Especialistas em política externa disseram que o comunicado, vindo do secretário de imprensa da Casa Branca, Jay Carney, foi uma medida significativa na pressão internacional feita sobre os generais, sobretudo tendo em conta que o Exército é a instituição mais poderosa do Egito e tem um crucial apoio dos Estados Unidos em um país onde o sentimento antiamericano e movimentos políticos islâmicos estão em alta.
Por mais de 30 anos, os EUA viram os militares egípcios como a salvaguarda do acordo de paz de Camp David, que foi assinado por Anwar Sadat e Menachim Begin em 1979. Quando Obama rompeu com Mubarak esse ano, oficiais do governo ao mesmo tempo procuraram garantias de que os militares egípcios liderariam a transição para a democracia e continuariam a defender o tratado.
Desde então, os defensores da democracia do Egito e os partidos de oposição do país, incluindo a Irmandade Muçulmana, em sua maioria indicaram que, também, continuariam a defender o tratado, embora com algumas possíveis modificações, como o número de tropas na península do Sinai.
Mas ainda há incerteza sobre um novo governo civil ser tão apegado ao tratado como os militares egípcios, razão pela qual o governo americano tem tratado o Egito com tanto cuidado. Ao mesmo tempo, os EUA também têm se esforçado para construir relações com os novos líderes políticos do Egito.
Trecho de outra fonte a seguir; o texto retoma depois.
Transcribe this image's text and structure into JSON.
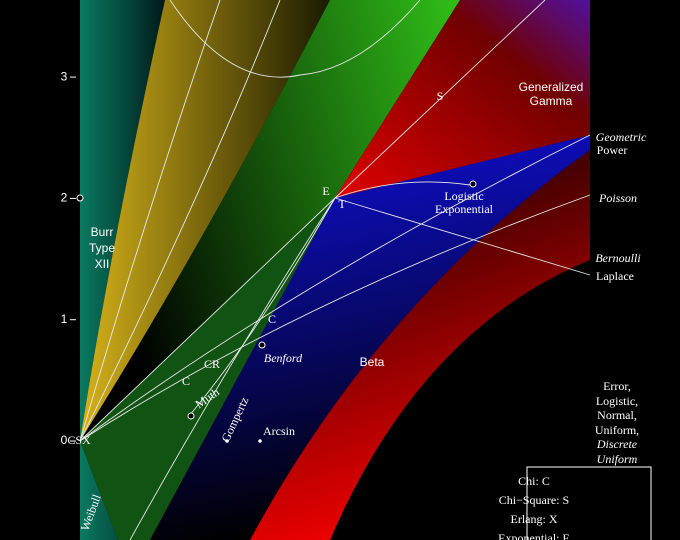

De todos os países que passam por tumultos no Oriente Médio esse ano, não há nenhum mais importante para os interesses dos EUA do que o Egito. Os EUA podem se dar ao luxo de não atuar na Síria, onde a América tem tido pouca influência por décadas, podem ficar ao lado da família real do Bahrein, onde está baseada a Quinta Frota dos Estados Unidos, mas que não é visto como crucial para influenciar a região.
Mas o Egito é diferente. "Em termos do peso de um único país, o Egito supera todos eles", disse Rob Malley, diretor do programa para o Oriente Médio e Norte da África do International Crisis Group. "A razão para isso é o seu tamanho, a sua população, o seu papel histórico em influenciar a opinião pública árabe e, claro, do ponto de vista dos Estados Unidos, por causa de seu acordo de paz com Israel."